Younger generations raised on rap videos might well be perplexed at the idea that rock’n’roll could have once made the authorities squirm with unease.
But this was a dozen years before the Civil Rights Act. J Edgar Hoover’s FBI would place Freed under surveillance because the records he played were deemed such a threat.
As broadcast historian Mike Olszewski says: “Back then, it seemed, the United States was always looking for new enemies.
“It was the beginning of the Red Scare. In 1948, you had Roswell and the UFO scare.
“People were always looking for a devil and rock’n’roll was a devil that came right into their homes.”
A new era
Freed’s downfall would be just as sudden as his meteoric rise to fame.

In 1957, the trailblazing DJ’s nationally televised rock’n’roll show on the ABC network was cancelled after a black performer danced with a white girl on stage, outraging Southern affiliates.
Freed’s career was finished by the payola scandal, a then-widespread practice of disc jockeys accepting gifts from promoters to play their records.
Convicted of commercial bribery in 1962, he died of complications from alcoholism three years later, aged 43.

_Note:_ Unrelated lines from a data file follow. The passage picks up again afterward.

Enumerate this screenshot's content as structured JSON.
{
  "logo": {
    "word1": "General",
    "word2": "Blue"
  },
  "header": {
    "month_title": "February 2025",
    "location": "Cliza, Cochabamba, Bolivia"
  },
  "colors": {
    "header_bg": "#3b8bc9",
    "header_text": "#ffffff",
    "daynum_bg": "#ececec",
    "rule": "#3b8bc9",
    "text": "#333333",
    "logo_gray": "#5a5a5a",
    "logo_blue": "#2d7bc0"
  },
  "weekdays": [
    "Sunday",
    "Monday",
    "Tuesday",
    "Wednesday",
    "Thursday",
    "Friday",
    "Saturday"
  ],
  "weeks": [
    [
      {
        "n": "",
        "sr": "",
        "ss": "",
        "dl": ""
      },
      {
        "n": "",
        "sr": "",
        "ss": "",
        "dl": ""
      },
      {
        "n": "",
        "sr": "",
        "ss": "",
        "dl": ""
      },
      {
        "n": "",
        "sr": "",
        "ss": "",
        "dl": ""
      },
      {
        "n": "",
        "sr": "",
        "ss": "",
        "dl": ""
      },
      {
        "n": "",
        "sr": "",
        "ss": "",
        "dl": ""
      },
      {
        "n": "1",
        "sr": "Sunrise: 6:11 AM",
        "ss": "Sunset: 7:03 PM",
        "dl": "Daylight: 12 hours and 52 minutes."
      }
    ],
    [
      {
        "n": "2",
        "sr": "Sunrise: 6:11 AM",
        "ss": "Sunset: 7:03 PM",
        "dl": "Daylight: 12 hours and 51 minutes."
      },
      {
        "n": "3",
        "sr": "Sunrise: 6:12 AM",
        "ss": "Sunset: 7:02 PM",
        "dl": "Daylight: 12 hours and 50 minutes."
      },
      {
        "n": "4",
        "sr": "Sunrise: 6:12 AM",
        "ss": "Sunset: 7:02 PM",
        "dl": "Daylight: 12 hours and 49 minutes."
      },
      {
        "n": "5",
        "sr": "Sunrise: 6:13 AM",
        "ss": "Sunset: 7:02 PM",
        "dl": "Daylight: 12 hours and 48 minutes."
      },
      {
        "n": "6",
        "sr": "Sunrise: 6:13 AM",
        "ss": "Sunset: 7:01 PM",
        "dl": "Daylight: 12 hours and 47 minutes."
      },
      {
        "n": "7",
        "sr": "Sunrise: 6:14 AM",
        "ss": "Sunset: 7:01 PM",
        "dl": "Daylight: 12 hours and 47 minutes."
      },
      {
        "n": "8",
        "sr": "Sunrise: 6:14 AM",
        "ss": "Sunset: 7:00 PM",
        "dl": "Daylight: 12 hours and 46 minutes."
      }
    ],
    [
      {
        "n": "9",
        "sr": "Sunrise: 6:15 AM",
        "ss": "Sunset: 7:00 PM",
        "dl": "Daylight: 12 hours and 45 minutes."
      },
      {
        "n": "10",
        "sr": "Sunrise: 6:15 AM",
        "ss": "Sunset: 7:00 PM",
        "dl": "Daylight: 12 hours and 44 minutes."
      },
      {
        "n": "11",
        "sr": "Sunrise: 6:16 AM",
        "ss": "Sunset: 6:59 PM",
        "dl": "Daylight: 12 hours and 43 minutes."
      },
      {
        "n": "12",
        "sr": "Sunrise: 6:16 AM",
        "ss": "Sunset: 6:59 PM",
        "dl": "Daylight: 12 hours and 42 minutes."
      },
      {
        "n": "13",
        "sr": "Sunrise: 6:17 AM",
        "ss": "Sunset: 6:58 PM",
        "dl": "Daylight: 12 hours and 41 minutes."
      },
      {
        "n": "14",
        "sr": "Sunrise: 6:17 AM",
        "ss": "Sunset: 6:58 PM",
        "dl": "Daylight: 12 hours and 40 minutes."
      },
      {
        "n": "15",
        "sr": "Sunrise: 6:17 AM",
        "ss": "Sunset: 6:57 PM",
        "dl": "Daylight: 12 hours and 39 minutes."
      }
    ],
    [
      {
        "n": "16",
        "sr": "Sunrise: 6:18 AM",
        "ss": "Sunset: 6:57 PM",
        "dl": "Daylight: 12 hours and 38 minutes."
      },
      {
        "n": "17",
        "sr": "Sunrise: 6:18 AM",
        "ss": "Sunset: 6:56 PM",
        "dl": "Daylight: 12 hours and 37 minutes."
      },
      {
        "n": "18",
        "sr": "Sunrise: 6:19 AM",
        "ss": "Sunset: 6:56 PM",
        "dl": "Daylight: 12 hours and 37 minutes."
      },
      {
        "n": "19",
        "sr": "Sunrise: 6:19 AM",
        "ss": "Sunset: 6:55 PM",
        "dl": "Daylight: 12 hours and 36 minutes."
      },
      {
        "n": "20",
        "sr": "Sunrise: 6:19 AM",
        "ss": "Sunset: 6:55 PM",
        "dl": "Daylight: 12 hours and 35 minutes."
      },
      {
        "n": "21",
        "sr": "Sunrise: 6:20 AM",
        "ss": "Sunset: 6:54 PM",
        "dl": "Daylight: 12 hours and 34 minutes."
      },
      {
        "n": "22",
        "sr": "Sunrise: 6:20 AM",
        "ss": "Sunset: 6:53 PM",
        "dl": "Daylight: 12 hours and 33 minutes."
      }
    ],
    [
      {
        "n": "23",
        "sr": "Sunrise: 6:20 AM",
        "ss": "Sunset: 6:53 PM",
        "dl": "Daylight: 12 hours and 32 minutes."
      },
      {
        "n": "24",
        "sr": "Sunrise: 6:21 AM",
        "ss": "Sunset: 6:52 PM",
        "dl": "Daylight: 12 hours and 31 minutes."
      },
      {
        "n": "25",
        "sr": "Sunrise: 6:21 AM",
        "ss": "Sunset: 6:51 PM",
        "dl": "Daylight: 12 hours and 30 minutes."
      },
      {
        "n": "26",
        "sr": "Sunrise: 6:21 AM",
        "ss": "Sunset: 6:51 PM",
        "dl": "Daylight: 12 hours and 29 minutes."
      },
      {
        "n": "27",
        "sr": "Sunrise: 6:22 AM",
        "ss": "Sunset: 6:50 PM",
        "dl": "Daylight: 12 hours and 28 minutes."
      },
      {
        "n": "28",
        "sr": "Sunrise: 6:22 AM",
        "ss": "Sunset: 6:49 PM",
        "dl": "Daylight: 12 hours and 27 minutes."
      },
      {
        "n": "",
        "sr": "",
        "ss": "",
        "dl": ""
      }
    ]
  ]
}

Though Freed had been silenced, the rock’n’roll genie was well and truly out of the bottle. The Moondog Coronation Ball laid the foundations for every rock gig that followed, from Woodstock to Glastonbury.
The Cleveland Arena was demolished in 1977 and an American Red Cross office block stands today at the spot where a new era of live entertainment was born.
Recalling how he came to be a bystander to the dawning of a new era on Euclid Avenue six decades ago, Mr Sutphin says: “Who would have thought it would be such a memorable event?”